Goals
This project bridges gaps in access through storytelling and information design. Approximately 28.7% of the population has a disability, according to a 2022 CDC report, and 20.5% of undergraduate students reported having a disability in 2019-2020 (National Center for Educational Statistics). However, the National Disability Center for Student Success reported that only 41% of surveyed students disclosed disability information to their instructors (and only 30% to staff). Furthermore, starting in April 2026, the Department of Justice will require all online communication at state institutions such as KSU to align with WCAG 2.1 accessibility standards. Successful compliance will require full participation from all members of the university community.
This project thus aims help students navigate the process of seeking accommodations more transparently in order to access the resources they need. Additionally this project will help faculty understand the reasons, stories, and people behind accessibility requirements so as to meet these design goals more purposefully and effectively.

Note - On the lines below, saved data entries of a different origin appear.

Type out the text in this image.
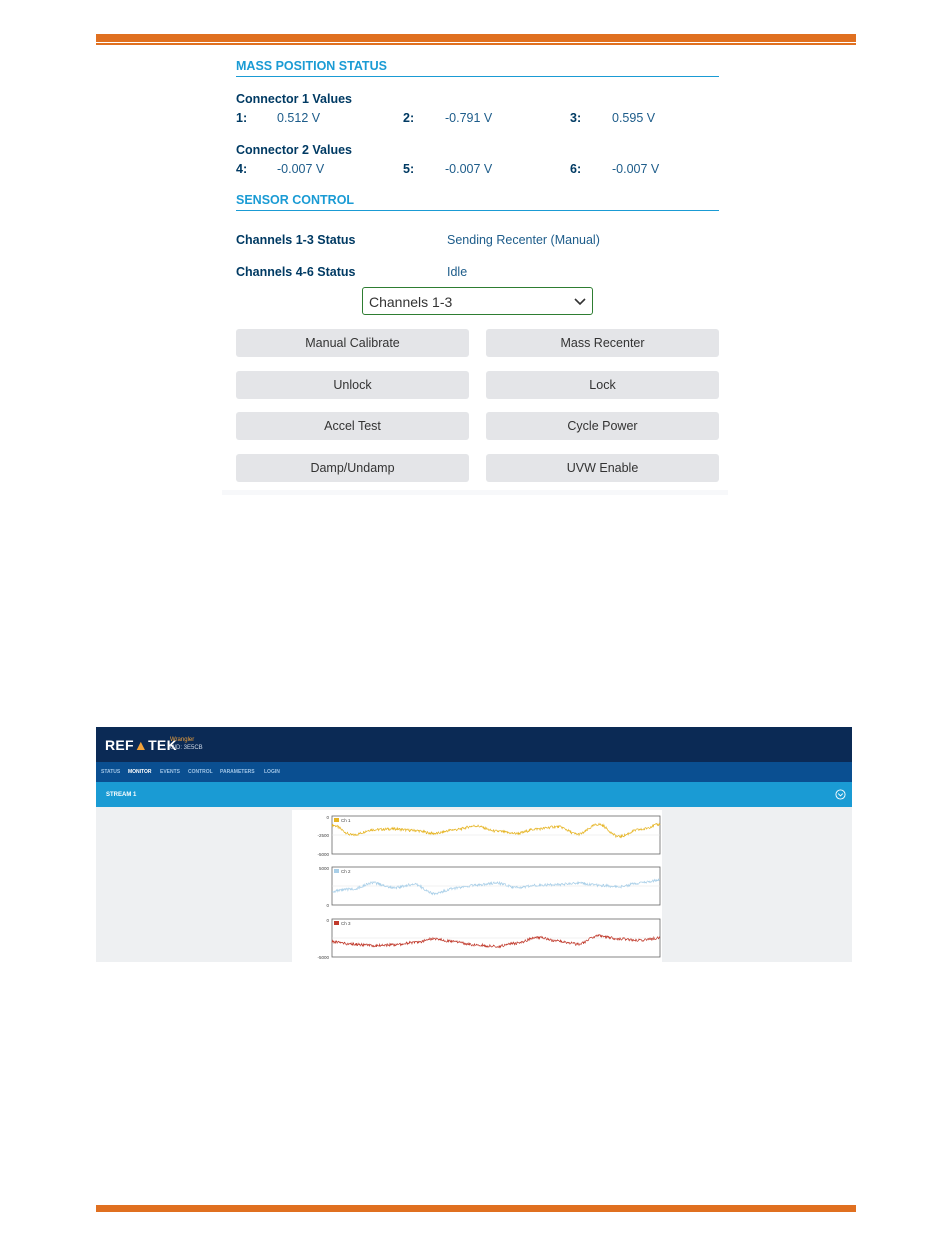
MASS POSITION STATUS
Connector 1 Values
1: 0.512 V	2: -0.791 V	3: 0.595 V
Connector 2 Values
4: -0.007 V	5: -0.007 V	6: -0.007 V
SENSOR CONTROL
Channels 1-3 Status	Sending Recenter (Manual)
Channels 4-6 Status	Idle
Channels 1-3
Manual Calibrate	Mass Recenter
Unlock	Lock
Accel Test	Cycle Power
Damp/Undamp	UVW Enable
REF▲TEK
Wrangler
UID: 3E5CB
STATUS MONITOR EVENTS CONTROL PARAMETERS LOGIN
STREAM 1
0
-2500
-5000
Ch 1
5000
0
Ch 2
0
-5000
Ch 3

Our research focuses on user experiences, information design, and user advocacy, for which comics provide one strong solution as narrative medium (Bahl et al.). Requesting disability accommodations often involve complex procedures, specialized language, and emotionally charged interactions that can be difficult to navigate. This project seeks to translate these experiences into visual stories that make access pathways clearer and more tangible. Graphic narratives combine images, words, sequencing, and pacing to communicate information in multiple ways, accommodating diverse learning styles and cognitive needs. Through this approach, abstract policies are transformed into concrete, relatable narratives that reflect how students actually experience access, accommodation, and support.
Ultimately, this project positions graphic and comic narratives as a powerful method for making accessibility experiences vividly concrete and transparent, bridging the gap between policy and experience, and reaffirming access as a shared responsibility within the academic community for all stakeholders involved.